Minneapolis Launches DataSource, Offers Transparency

The city of Minneapolis, MN has launched a new website – Minneapolis DataSource – which hosts virtually all of the city’s current and future data to  provide transparency and a single place to find city data. Currently including more than 40 dashboards, the city’s Chief Information Officer Fadi Fadhil and his team expect to add more as the city collects more data. The project is expected to accelerate policy planning and data-driven decision making for the public and city employees.

City Council Member Steve Fletcher said, “People have been asking for this for a long time. We are in an era of, sometimes on social media, rumours and misinformation. People sometimes feel like we’re trying to hide things too…and I think it’s very important for us as a city to talk about the facts and to get the feedback…and to get everybody on the same page about what reality looks like.Having these tools so that everybody can form their own conclusions based on the same set of facts is game-changing for a city.”

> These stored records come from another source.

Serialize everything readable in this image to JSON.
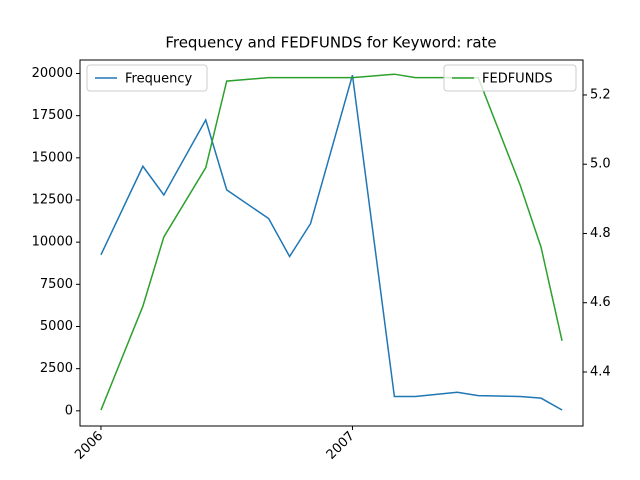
{
  "chart_data": {
    "type": "line",
    "title": "Frequency and FEDFUNDS for Keyword: rate",
    "x": [
      "2006-01",
      "2006-03",
      "2006-04",
      "2006-06",
      "2006-07",
      "2006-09",
      "2006-10",
      "2006-11",
      "2007-01",
      "2007-03",
      "2007-04",
      "2007-06",
      "2007-07",
      "2007-09",
      "2007-10",
      "2007-11"
    ],
    "series": [
      {
        "name": "Frequency",
        "color": "#1f77b4",
        "axis": "y",
        "values": [
          9250,
          14500,
          12800,
          17250,
          13100,
          11400,
          9150,
          11100,
          19900,
          850,
          850,
          1100,
          900,
          850,
          750,
          50
        ]
      },
      {
        "name": "FEDFUNDS",
        "color": "#2ca02c",
        "axis": "y2",
        "values": [
          4.29,
          4.59,
          4.79,
          4.99,
          5.24,
          5.25,
          5.25,
          5.25,
          5.25,
          5.26,
          5.25,
          5.25,
          5.25,
          4.94,
          4.76,
          4.49
        ]
      }
    ],
    "xlim": [
      "2005-12",
      "2007-12"
    ],
    "xticks": [
      {
        "value": "2006-01",
        "label": "2006"
      },
      {
        "value": "2007-01",
        "label": "2007"
      }
    ],
    "ylim": [
      -900,
      20800
    ],
    "yticks": [
      0,
      2500,
      5000,
      7500,
      10000,
      12500,
      15000,
      17500,
      20000
    ],
    "y2lim": [
      4.244,
      5.301
    ],
    "y2ticks": [
      4.4,
      4.6,
      4.8,
      {
        "value": 5,
        "label": "5.0"
      },
      5.2
    ],
    "legend": [
      "upper left",
      "upper right"
    ],
    "grid": false
  }
}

Minneapolis DataSource is part of Fadhil’s “data quilting” strategy that integrates Minneapolis’ various systems.

“Digital Quilting is an intentional idea that all of our data systems are to connect with each other to make a fabric of information, stitched together by the thread of systems,” Fadhil said. “[Policymakers] always lean on IT and say ‘what can technology do?’ And technology goes back and says ‘what do you want?’ But in reality, technology is responsible for showing the city the art of the possible.”

Minneapolis DataSource currently contains dashboards for four categories of public data: elections, public health, community safety, and housing and development. More categories and dashboards will be added through the “constant automation” of data collection around the city. The dashboards are searchable by location and precinct, date and demographic identifiers, such as race, gender and age – when relevant.

“It almost turns us all into data scientists,” Fadhil said. “We look around, we click, we have that critical thinking and we get the analytics of the data and we can even look for trends and get that story that the data is telling us.”